Cahier critique 26/07/2017

“Des jours dans la rue” d’Arthur Harari

Découvrez le premier court métrage émouvant d’Arthur Harari, réalisateur de “Diamant noir”.

Avant Diamant noir, sorti en 2016, Arthur Harari a connu un premier succès avec ses moyens métrages La main sur la gueule et Peine perdue. Des jours dans la rue, tourné à 24 ans, n’a pas eu le même retentissement. Pourtant, il possède une force qui va au-delà des confrontations familiales exacerbées et de la volonté de réalisme de La main sur la gueule.

Un homme, Christian (Christian Chaussex), erre dans les rues de Paris et de banlieue à la recherche d’un travail. Quand ce récit commence, on sent qu’il cherche et marche déjà depuis longtemps, qu’il est bientôt au bout de ses forces. Son pas est lent, sa voix languissante ; au comptoir d’un bar, il n’a déjà presque plus d’argent pour un café. Il est toujours seul et calme.

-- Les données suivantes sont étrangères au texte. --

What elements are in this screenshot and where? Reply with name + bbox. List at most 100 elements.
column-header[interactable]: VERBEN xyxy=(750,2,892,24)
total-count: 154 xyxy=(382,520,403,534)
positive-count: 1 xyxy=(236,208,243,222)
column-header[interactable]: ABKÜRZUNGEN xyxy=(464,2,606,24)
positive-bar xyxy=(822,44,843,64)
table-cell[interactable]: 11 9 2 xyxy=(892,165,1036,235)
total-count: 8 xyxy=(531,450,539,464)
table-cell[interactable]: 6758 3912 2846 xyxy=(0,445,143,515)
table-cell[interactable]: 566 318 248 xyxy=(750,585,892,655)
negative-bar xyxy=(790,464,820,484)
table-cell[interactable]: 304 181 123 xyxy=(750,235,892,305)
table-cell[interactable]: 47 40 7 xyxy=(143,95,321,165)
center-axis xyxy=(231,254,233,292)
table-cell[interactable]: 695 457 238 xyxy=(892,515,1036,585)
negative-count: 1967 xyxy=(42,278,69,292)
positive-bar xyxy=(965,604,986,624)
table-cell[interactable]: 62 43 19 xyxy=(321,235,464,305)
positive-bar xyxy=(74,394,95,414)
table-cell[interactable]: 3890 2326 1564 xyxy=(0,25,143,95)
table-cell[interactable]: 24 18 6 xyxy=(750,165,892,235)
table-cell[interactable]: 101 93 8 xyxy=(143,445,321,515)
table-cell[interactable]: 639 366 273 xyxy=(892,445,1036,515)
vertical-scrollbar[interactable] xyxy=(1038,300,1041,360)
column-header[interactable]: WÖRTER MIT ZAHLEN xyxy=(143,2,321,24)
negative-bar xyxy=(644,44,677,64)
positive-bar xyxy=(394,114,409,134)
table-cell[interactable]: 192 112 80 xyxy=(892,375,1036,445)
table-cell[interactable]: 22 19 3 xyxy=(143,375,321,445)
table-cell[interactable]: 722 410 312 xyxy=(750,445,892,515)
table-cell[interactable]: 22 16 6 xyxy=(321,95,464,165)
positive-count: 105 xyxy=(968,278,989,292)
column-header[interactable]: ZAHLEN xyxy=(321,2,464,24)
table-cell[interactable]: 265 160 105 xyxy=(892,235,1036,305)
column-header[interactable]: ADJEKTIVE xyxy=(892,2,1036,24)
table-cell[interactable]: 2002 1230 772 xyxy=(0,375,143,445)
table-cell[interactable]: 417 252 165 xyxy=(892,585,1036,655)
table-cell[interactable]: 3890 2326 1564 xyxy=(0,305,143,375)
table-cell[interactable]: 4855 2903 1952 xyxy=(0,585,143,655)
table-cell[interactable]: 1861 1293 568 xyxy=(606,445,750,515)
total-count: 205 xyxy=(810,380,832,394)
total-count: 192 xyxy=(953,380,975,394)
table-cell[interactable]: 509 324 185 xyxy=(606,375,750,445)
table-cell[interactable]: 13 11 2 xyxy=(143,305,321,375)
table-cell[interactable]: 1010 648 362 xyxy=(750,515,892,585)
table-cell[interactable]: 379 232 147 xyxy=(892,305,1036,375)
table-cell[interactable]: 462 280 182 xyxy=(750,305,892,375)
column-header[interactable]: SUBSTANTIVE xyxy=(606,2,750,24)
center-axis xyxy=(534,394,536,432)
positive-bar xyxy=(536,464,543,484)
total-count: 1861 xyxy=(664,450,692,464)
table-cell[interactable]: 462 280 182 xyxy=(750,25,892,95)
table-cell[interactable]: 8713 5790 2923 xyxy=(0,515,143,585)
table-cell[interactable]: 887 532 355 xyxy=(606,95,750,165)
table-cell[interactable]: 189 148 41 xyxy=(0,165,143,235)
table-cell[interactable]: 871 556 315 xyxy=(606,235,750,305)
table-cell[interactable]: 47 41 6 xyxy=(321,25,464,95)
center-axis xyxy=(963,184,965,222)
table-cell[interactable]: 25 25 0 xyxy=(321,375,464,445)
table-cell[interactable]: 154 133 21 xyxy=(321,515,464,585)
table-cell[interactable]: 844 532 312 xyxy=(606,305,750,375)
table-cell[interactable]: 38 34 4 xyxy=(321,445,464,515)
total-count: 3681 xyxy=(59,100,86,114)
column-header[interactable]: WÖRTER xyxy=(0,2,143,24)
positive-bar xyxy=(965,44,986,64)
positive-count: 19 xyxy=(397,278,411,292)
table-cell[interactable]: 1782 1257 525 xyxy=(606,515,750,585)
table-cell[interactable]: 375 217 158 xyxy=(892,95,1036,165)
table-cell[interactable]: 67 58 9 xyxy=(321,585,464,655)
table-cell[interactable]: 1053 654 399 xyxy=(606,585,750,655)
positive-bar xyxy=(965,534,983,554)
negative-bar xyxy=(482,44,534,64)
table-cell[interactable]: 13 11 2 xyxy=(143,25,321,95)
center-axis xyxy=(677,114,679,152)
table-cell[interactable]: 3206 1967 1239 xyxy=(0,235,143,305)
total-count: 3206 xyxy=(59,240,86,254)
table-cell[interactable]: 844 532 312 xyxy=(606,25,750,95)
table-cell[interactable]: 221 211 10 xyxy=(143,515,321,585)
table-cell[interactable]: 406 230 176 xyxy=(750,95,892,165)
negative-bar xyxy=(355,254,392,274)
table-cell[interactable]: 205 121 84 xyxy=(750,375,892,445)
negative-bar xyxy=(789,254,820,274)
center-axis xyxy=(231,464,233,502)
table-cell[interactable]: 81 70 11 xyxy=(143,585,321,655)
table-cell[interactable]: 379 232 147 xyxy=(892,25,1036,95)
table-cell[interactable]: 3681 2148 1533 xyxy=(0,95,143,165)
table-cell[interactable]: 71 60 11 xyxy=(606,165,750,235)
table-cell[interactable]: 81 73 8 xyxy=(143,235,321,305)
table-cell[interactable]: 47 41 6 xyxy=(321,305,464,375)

Jamais le film n’est idéologique, ni social. Il se concentre sur l’homme, sa solitude et reste en même temps à distance vis-à-vis de son drame, comme l’interprétation de Christian Chaussex, d’une authenticité bouleversante. Ses attentes et son découragement sont perceptibles par des détails – la chemise blanche qu’il porte avant un rendez-vous finalement reporté – ou encore des ellipses, mais non pas désignés. Il doit avoir un logement, mais on ne le voit que dans la rue ; les causes de sa situation ne sont jamais racontées. C’est un paradoxe connu : parfois grâce à la distance, l’émotion surgit plus aiguë et plus durable.

Le passage vers sa chute est central. Des refus, une déception, et l’apparition au bord de la Seine, sous une chaleur lourde, d’un illuminé qui devient vision d’horreur et miroir de lui-même, comme le diable apparaît sous la forme d’un homme au prêtre Donissan lors de sa longue errance dans Sous le soleil de Satan de Maurice Pialat – auquel Arthur Harari revient souvent. Sous le soleil, Christian continue, et son pas se fait de plus en plus lent, comme si l’astre voulait le briser contre le mur sur lequel son ombre s’étend.

En un dernier sursaut, l’homme sort de son calme désespéré par un cri destiné à sa mère ; mais aussi au monde entier ? Il retrouve finalement son mutisme et son visage apparaît alors transformé, non pas image de la folie mais de la perdition.

Léocadie Handke

Réalisation et scénario : Arthur Harari. Image : Tom Harari. Montage : Laurent Sénéchal. Son : Mathieu Delquignies, Florent Klockenbring et Emmanuel Croset. Interprétation : Christian Chaussex, Daniel Elkaim, Bruno Clairefont, Laurent Perrin, Bernard Brunet, Lucas Harari et Bagmatee Dusseea. Production : G.R.E.C.